Difficulty: HardType: SubjectiveTopic: Drift Mgmt
Configuration drift is prevented by enforcing IaC as the single source of truth.
All infrastructure changes must go through code pipelines rather than manual edits. Automated drift detection tools, continuous compliance scans, and immutable infrastructure principles ensure environments remain synchronized with declared configurations.
117. Why is idempotency essential for reliable IaC automation, and how can it be maintained?
Difficulty: HardType: SubjectiveTopic: IaC Basics
Idempotency ensures repeated executions of IaC scripts produce the same result without unwanted side effects.
It enables safe re-runs during automation failures and promotes consistency across environments. Idempotency is maintained through declarative IaC design, careful use of conditionals, and avoiding state-dependent logic within automation scripts.

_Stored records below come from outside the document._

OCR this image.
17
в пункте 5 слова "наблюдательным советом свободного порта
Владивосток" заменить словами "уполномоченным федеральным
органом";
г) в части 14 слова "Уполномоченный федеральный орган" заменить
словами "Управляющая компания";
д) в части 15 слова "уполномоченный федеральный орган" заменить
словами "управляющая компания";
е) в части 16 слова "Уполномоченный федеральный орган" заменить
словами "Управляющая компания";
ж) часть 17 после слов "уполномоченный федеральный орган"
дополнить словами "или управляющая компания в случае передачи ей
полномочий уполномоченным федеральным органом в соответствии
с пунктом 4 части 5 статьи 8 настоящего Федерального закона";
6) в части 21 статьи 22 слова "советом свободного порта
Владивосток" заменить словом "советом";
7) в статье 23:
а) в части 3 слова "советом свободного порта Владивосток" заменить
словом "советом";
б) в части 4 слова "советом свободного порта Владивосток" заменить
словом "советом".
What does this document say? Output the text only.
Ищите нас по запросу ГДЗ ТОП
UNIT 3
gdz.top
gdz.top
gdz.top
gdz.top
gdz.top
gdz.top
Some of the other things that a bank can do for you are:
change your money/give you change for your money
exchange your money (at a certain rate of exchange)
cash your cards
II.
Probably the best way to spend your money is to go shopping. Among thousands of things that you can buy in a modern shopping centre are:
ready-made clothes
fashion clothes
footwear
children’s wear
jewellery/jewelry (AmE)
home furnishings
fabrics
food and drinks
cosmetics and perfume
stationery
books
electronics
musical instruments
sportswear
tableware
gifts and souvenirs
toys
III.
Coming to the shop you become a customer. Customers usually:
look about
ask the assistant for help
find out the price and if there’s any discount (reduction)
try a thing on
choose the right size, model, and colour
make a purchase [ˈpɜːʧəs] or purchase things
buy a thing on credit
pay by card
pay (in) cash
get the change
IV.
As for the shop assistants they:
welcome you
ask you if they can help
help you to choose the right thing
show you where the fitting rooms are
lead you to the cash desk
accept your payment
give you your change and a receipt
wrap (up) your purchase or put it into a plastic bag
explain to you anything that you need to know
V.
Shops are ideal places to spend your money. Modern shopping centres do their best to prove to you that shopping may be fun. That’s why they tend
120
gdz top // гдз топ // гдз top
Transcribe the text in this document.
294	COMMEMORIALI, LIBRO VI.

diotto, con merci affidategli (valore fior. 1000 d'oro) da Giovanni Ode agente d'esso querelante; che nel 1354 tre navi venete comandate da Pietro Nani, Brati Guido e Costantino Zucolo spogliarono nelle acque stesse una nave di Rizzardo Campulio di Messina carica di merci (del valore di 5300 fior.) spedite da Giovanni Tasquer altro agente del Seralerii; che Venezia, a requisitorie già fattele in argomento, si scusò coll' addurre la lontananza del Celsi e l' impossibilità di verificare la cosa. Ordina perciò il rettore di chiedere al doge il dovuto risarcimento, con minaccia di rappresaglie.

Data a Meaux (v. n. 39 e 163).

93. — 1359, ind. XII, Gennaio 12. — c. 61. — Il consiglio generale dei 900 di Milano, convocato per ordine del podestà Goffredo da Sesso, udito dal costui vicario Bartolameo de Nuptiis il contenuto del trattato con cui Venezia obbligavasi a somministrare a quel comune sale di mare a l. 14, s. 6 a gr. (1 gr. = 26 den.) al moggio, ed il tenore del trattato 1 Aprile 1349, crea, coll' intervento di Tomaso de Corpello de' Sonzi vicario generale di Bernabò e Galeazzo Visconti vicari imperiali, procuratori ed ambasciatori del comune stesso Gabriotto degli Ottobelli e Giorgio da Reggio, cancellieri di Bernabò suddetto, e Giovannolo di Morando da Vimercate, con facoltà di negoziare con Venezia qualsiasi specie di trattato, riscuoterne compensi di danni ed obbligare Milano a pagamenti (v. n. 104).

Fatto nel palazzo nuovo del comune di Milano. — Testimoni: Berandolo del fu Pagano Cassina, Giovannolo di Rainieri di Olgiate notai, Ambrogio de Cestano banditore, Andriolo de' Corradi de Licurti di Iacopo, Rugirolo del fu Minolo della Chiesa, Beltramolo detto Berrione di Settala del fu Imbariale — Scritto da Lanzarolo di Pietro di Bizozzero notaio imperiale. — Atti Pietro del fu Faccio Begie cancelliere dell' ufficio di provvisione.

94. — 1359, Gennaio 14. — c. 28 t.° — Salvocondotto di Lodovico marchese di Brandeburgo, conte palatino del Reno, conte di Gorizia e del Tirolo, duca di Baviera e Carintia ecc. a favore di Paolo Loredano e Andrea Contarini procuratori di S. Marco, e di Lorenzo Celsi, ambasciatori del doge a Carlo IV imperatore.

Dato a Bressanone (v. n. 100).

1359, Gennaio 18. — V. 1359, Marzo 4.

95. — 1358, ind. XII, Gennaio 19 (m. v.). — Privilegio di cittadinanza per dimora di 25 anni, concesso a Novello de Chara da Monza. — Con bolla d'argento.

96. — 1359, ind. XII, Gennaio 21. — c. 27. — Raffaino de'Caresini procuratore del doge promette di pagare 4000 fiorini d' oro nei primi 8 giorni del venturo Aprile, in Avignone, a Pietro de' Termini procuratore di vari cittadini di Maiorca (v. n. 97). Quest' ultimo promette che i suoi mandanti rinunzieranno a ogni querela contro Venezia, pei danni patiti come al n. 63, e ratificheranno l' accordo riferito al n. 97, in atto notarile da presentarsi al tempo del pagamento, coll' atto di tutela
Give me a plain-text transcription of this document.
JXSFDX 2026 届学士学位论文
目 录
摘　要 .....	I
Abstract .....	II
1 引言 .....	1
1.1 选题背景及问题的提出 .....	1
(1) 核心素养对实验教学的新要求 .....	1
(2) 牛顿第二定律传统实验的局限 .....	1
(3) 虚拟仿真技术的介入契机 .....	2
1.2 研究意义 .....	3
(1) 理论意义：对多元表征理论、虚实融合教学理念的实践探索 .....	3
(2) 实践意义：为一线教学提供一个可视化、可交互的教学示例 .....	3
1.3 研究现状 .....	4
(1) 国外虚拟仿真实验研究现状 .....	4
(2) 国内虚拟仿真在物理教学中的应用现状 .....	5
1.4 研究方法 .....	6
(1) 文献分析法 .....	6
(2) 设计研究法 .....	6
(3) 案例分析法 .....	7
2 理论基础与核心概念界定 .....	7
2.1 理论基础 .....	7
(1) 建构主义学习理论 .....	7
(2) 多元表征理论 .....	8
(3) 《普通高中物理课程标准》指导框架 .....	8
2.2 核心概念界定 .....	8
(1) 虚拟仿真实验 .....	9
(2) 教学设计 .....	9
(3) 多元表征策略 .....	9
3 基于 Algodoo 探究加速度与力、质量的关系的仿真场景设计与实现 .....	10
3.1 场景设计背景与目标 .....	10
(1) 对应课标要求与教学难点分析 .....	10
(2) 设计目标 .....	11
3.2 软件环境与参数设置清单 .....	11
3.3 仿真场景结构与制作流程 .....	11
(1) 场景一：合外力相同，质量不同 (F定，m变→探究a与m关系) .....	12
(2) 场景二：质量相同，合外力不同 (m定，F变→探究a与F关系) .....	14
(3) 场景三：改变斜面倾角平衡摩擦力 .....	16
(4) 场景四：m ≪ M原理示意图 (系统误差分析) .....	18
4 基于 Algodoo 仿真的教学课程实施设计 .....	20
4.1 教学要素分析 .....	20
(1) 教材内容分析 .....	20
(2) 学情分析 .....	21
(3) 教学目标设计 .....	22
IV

118. List key best practices to follow when implementing Infrastructure as Code at scale.
Difficulty: HardType: SubjectiveTopic: Best Practices
Key IaC best practices include version control, modular design, idempotency, policy enforcement, and secure secret management.
Organizations should implement automated testing, use remote state backends, and integrate with CI/CD pipelines. Regular audits, drift detection, and documentation ensure sustainable and secure infrastructure automation at enterprise scale.